The New Brunswick Advocate has released this report, WAKE UP CALL: Learning from the Education Budgeting Saga.

The Advocate shines an important and necessary light on the current stresses on our education system.

Our province has one of the strongest inclusive education mandates nationally, with the introduction of Policy 322 (Inclusive Education) in 2013. This policy upholds education as a fundamental human right and establishes the framework to ensure New Brunswick’s public schools are ready to welcome and support every student.

However, our education system is comparatively significantly underfunded, which the Advocate points out in the report. He also highlights something we have been advocating for: a system that needs to be less reactive and more proactive.

A clear example of this is the concerning rise in the number of partial school days for students who struggle with challenging behaviours. This is something that the Advocate’s office has deemed illegal.

The Department of Education and Early Childhood Development, as well as the Anglophone and Francophone School Districts, need to allocate funding to schools based on real student needs and demographics.

Adequate human resources – Teachers, Educational Assistants, Speech Language Pathologists – and funds should be distributed appropriately to enable educators to plan proactively, based on their students’ unique needs. The increased use of seclusion and restraints, along with partial days, reflects a system that is operating reactively.

Rather than reacting to crises as they arise, we need to train properly and resource schools to support timely planning for students. Educators, like students, need the proper tools to succeed.

For example, there are substantial inconsistencies in how educators and families can access integrated service delivery for the students who require this, especially now that teams have been disbanded. Often, supports are only provided after significant data has been collected following a crisis, leaving students without the assessments or plans required for meaningful inclusion. Again, this is reactive.

In fact, many students began this school year on partial day plans because the planning and assessments to ensure a successful year have not happened. This cannot continue.

Education is a human right. It’s the law.

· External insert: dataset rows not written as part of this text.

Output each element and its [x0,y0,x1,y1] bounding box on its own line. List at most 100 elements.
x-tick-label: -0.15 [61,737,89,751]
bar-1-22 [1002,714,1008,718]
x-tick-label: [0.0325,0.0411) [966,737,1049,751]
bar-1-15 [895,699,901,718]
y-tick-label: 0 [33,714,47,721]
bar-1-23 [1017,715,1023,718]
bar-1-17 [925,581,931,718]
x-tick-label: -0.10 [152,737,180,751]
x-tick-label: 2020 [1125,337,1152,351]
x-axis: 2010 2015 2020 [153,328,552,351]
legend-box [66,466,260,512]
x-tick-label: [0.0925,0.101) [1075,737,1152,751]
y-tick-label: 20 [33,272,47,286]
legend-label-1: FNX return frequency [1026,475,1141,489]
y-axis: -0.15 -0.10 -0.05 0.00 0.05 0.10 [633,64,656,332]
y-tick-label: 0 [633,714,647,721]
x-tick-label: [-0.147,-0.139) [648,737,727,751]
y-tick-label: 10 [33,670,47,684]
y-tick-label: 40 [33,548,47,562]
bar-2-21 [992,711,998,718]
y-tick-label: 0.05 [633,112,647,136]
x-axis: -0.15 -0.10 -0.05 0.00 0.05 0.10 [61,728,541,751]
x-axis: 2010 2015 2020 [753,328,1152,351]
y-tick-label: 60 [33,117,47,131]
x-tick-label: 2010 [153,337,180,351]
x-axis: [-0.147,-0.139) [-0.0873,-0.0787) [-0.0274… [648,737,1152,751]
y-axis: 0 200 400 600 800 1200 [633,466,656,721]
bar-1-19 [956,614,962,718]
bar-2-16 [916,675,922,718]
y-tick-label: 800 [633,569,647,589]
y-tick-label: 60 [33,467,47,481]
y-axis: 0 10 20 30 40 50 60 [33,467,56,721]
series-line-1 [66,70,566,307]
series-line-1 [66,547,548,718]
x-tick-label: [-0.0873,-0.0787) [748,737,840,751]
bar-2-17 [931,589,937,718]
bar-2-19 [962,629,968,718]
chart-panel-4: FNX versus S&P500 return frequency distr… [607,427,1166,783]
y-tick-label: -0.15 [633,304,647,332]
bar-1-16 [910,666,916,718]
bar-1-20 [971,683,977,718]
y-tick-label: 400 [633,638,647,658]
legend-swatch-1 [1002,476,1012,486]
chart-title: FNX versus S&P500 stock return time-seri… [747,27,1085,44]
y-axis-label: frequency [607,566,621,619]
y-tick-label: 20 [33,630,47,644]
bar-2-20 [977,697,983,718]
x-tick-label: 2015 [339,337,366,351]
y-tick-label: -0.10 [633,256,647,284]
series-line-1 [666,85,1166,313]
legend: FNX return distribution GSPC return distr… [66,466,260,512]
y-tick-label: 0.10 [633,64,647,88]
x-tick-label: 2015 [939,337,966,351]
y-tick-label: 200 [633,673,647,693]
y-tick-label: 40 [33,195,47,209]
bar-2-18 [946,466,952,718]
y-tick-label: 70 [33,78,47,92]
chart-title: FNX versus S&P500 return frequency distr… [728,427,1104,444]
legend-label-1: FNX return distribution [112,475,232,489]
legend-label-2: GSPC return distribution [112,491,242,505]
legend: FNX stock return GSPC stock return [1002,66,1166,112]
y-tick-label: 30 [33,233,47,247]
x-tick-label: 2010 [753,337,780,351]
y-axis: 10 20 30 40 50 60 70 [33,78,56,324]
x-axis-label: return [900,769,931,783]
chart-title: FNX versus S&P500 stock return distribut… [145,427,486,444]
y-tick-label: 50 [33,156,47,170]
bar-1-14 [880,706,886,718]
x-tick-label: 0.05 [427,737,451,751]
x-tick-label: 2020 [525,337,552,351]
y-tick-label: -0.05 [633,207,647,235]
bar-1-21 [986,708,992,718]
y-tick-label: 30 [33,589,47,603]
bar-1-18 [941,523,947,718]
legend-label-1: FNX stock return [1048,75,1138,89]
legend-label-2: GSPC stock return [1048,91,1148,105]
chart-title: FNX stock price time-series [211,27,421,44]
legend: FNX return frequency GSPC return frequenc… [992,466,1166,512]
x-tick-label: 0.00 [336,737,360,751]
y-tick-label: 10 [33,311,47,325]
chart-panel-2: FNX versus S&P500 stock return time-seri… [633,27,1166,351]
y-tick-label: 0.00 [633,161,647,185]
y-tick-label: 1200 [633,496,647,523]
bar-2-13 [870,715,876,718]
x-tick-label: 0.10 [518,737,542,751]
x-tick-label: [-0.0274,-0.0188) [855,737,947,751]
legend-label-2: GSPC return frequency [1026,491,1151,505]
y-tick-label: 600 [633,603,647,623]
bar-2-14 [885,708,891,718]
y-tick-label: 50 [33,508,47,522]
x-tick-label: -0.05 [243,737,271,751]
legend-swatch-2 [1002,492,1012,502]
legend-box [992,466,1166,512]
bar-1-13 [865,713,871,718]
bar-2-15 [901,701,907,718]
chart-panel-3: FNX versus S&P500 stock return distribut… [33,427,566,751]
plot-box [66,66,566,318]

With this in mind, we need:

  • More resources, intentional investment, and a commitment to earlier interventions that provide the right support at the right time;
  • To continue to support our educators to help them do what they do best;
  • To take a person-centred approach that puts the needs of the student at the forefront of decision-making;
  • and
  • To learn from the many classrooms and schools in this province where inclusion is embraced and students are thriving.

These successes need to be shared and become standard practice, instead of best practice.